To get more specific about the dos iproute program by Mischler, it was sort of
a monolithic program that could:
* control a dial up modem (it could control something other than an
ordinary dial-up modem, but I never used those at the time, so I don't
remember anything about them
* interface to Ethernet NICs
* do the functions of NAT and some filtering / firewalling (iiuc)
My point (or one of them) is that, being a monolithic program (at least from a
user's point of view), I just thought of it as performing NAT, and my
understanding of NAT was (and still is, I guess) influenced by what that
iproute could do -- it could do all of the things listed below, and I didn't
distinguish between what NAT did and what any built-in filtering / firewalling
may have done.
That iproute was a shareware program, and I think the version I (eventually)
used was v.94 (I may have started with an earlier version. That may have come
into being somewhere in the time period 1992 to 1994:
* that is only a guess based on the earliest dates in the documentation
that I could find for NAT (I believe I found such dates in an RFC, but also
statements in other places that NAT existed (in various forms) before it was
"documented" in an RFC
* another part of my guess is the guess that maybe v.94 was released in
1994.
I used iproute in a dedicated computer, and probably used it until I stopped
using a dial-up modem, which I'm guessing was well after 2000 -- I might have
some clues somewhere in various notes, but I don't want to go looking for them
at the moment.
At some point, version 1.10 was released (that may have been the last release)

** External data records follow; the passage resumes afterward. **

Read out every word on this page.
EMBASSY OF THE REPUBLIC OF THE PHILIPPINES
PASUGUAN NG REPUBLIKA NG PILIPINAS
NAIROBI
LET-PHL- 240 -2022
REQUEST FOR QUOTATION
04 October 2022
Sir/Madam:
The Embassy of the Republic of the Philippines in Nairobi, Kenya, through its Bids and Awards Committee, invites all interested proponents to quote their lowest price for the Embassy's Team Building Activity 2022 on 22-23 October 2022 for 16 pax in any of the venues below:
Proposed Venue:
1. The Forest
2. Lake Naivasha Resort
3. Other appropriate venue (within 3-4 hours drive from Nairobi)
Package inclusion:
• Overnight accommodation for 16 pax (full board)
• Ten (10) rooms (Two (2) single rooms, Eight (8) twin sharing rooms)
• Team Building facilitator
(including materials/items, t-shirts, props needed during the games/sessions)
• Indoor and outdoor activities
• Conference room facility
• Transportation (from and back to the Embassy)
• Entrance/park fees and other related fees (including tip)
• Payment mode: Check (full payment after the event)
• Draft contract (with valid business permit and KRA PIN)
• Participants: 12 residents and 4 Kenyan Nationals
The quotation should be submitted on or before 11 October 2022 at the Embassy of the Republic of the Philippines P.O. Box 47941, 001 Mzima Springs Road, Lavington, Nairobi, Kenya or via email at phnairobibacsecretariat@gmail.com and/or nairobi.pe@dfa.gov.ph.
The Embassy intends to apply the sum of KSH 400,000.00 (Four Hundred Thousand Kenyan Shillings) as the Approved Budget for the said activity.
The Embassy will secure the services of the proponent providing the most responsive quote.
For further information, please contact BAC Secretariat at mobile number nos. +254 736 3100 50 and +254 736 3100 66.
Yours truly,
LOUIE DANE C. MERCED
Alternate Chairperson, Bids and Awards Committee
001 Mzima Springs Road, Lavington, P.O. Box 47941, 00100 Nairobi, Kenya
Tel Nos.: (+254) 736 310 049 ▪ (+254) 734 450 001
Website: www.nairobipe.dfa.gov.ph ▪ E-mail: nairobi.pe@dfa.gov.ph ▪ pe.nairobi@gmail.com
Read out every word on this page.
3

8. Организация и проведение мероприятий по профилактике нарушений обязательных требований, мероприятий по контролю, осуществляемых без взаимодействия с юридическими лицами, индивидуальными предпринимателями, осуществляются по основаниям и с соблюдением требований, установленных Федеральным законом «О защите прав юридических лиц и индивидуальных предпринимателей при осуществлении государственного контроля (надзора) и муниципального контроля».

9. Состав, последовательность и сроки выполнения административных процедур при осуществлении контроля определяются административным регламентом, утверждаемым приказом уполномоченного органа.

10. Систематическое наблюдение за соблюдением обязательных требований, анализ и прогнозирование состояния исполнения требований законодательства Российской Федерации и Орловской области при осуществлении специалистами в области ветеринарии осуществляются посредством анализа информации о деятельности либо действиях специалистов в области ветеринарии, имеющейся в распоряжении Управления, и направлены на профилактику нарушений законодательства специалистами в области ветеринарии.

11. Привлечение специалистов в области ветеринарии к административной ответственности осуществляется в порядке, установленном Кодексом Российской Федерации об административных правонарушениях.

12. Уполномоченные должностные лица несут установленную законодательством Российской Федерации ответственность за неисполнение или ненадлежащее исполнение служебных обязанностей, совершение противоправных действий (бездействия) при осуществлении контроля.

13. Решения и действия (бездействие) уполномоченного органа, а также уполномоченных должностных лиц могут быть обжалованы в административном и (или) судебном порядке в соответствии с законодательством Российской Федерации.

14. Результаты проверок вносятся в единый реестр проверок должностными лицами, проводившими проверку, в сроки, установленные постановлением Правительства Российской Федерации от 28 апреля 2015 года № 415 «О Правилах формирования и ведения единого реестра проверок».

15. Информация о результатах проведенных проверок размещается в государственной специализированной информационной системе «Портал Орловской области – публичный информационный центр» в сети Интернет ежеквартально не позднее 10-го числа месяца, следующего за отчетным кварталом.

and that was somewhat more of a commercial version as opposed to the earlier
shareware versions.
Just to make it clear, iproute could rout (serve as a router) to multiple
computers, I'm sure that I had at least 4 and maybe as many as 7 computers on
my LAN while using iproute.
As an aside, I'm trying to remember if I still used that iproute box when I
switched from coax Ethernet to twisted pair Ethernet -- I would have had to
change the NIC cards -- well, except maybe some of those could use coax or
twisted pair? I'm pretty sure I had some of those.
--
rhk
If you reply: snip, snip, and snip again; leave attributions; avoid HTML;
avoid top posting; and keep it "on list". (Oxford comma included at no
charge.) If you change topics, change the Subject: line.
Writing is often meant for others to read (legal agreements excepted?) -- make
it easier for your reader by various means, including liberal use of
whitespace.
If someone else has already responded to a question, decide whether any
response you add will be helpful or not ...
A picture is worth a thousand words -- divide by 10 for each minute of video
(or audio) or create a transcript and edit it to 10% of the original.